- Born: Louis B. Rosenfeld May 20, 1965 (age 61)
- Occupations: Information architect, author, and publisher
- Website: https://rosenfeldmedia.com/people/louis-rosenfeld/

= Louis Rosenfeld =

American author and information architect

Louis B. Rosenfeld (born 1965) is an American information architect, consultant, author and publisher, known as co-author of Information Architecture for the World Wide Web.

== Biography ==
Rosenfeld earned his B.A. in history from the University of Michigan in 1987, and his Master's in library science from the University of Michigan School of Information in 1990.

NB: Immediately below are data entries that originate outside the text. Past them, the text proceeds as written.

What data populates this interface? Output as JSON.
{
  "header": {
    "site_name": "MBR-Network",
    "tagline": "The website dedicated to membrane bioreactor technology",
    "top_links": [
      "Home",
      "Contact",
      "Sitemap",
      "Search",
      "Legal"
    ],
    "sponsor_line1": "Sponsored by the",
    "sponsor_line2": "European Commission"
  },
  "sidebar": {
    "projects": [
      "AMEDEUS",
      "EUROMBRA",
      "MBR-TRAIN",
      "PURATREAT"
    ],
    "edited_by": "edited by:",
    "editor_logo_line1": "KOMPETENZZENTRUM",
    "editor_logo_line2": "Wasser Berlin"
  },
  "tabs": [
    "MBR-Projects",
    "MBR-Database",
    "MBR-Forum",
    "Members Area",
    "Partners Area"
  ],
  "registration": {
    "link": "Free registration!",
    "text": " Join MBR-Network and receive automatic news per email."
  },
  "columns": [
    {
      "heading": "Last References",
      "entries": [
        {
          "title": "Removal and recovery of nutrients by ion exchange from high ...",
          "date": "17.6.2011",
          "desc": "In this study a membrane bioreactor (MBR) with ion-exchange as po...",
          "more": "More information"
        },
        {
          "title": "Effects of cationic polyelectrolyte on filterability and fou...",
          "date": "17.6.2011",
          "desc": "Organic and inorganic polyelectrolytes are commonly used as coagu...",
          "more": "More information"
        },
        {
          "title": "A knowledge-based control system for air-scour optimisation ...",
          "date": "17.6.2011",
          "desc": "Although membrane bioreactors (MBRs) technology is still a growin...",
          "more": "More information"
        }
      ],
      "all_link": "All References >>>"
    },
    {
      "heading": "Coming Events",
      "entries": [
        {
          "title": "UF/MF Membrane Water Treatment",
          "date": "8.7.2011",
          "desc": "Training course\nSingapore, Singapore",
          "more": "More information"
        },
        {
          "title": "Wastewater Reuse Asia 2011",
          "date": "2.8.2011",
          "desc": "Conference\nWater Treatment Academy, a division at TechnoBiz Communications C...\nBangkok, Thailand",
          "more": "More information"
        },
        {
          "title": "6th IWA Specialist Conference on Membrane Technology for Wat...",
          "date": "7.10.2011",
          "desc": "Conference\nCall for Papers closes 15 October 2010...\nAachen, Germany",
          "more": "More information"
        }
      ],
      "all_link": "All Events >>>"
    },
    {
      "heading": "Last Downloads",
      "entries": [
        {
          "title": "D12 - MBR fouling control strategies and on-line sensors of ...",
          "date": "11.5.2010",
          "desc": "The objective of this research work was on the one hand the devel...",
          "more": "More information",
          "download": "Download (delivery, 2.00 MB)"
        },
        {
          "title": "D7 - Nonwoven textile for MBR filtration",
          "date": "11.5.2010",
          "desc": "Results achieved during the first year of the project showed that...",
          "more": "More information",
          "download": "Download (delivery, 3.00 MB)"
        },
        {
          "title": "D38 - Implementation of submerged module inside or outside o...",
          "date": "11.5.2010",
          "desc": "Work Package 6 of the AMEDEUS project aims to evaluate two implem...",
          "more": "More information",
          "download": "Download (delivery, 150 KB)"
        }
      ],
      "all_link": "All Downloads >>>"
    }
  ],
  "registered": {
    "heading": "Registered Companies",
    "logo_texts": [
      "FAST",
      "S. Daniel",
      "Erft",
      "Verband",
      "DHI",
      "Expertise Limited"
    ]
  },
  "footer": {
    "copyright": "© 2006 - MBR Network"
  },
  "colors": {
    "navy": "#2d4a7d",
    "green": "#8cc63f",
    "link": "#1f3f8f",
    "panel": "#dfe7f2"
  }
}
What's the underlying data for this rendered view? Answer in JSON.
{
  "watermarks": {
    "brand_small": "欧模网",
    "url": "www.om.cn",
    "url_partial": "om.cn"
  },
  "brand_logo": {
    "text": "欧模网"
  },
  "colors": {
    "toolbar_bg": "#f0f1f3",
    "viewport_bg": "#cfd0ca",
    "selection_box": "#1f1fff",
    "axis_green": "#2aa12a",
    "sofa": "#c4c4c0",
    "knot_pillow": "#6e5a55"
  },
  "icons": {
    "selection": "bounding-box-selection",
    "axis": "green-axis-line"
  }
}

Along with Peter Morville, he was the co-founder of Argus Associates, one of the first firms devoted exclusively to the practice of information architecture. With Christina Wodtke and several others, Rosenfeld founded the Information Architecture Institute in 2002 and was a member of its advisory board, where he helped start the Information Architecture Summit (now IAC) He was also co-founder of the User Experience Network (UXnet).

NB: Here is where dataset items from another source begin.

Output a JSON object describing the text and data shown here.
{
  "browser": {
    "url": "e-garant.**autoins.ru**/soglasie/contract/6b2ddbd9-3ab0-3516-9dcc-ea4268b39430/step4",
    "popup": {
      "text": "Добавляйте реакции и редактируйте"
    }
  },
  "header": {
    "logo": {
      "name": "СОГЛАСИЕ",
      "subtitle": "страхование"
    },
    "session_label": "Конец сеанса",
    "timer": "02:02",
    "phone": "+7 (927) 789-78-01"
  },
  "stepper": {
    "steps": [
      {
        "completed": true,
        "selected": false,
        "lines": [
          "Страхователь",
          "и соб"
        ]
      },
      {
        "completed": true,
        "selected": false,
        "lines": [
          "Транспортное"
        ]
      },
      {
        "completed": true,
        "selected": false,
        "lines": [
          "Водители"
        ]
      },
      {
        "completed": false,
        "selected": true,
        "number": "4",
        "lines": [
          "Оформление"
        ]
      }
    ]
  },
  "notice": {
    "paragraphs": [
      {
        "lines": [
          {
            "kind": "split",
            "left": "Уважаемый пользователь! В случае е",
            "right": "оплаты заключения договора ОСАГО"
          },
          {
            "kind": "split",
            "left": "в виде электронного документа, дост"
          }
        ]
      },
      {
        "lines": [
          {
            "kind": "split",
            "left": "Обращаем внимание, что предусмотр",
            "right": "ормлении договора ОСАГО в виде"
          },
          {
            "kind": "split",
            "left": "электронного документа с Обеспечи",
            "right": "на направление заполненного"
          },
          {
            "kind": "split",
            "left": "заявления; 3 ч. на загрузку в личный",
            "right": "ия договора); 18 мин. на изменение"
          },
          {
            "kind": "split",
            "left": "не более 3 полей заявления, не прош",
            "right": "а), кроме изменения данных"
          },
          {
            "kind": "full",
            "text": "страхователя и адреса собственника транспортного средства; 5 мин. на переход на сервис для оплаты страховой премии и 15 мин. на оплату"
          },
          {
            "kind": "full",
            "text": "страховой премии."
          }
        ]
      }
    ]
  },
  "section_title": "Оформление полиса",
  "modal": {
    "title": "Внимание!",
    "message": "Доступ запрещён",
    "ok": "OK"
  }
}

In 2005, he founded Rosenfeld Media, a user experience publishing house. Under the auspices of Rosenfeld Media, Rosenfeld has published approximately 60 titles, and curated several conferences, including:
- Enterprise UX conference
- DesignOps Summit
- Advancing Research conference
- Civic Design conference
- Design in Product conference
- Designing with AI conference
- Advancing Service Design conference

== Selected publications ==
Books:
- Louis Rosenfeld, Morville, Peter, and Jorge Arango. Information architecture for the World Wide Web: For the Web and Beyond. O'Reilly Media, Inc., 2015.
- Louis Rosenfeld. Search Analytics for Your Site: Conversation With Your Consumers. 2011
- Morville, P., Janes, J., Rosenfeld, L., Candido, G. A., Rosenfeld, L. B., & Decandido, G. A. (1999). The Internet Searcher's Handbook: Locating Information, People, and Software. Neal-Schuman Publishers, Inc..

Articles, a selection:
- Rosenfeld, Louis. "Moment Prisons, and How to Escape Them." Medium (2019).
- Rosenfeld, Louis. "Seeing the Elephant: Defragmenting User Research." A List Apart (2013).
- Rosenfeld, Louis. "Information architecture: looking ahead." Journal of the American Society for Information Science and technology 53.10 (2002): 874–876.
- Janes, Joseph W., and Louis B. Rosenfeld. "Networked information retrieval and organization: Issues and questions." Journal of the American Society for Information Science 47.9 (1996): 711–715.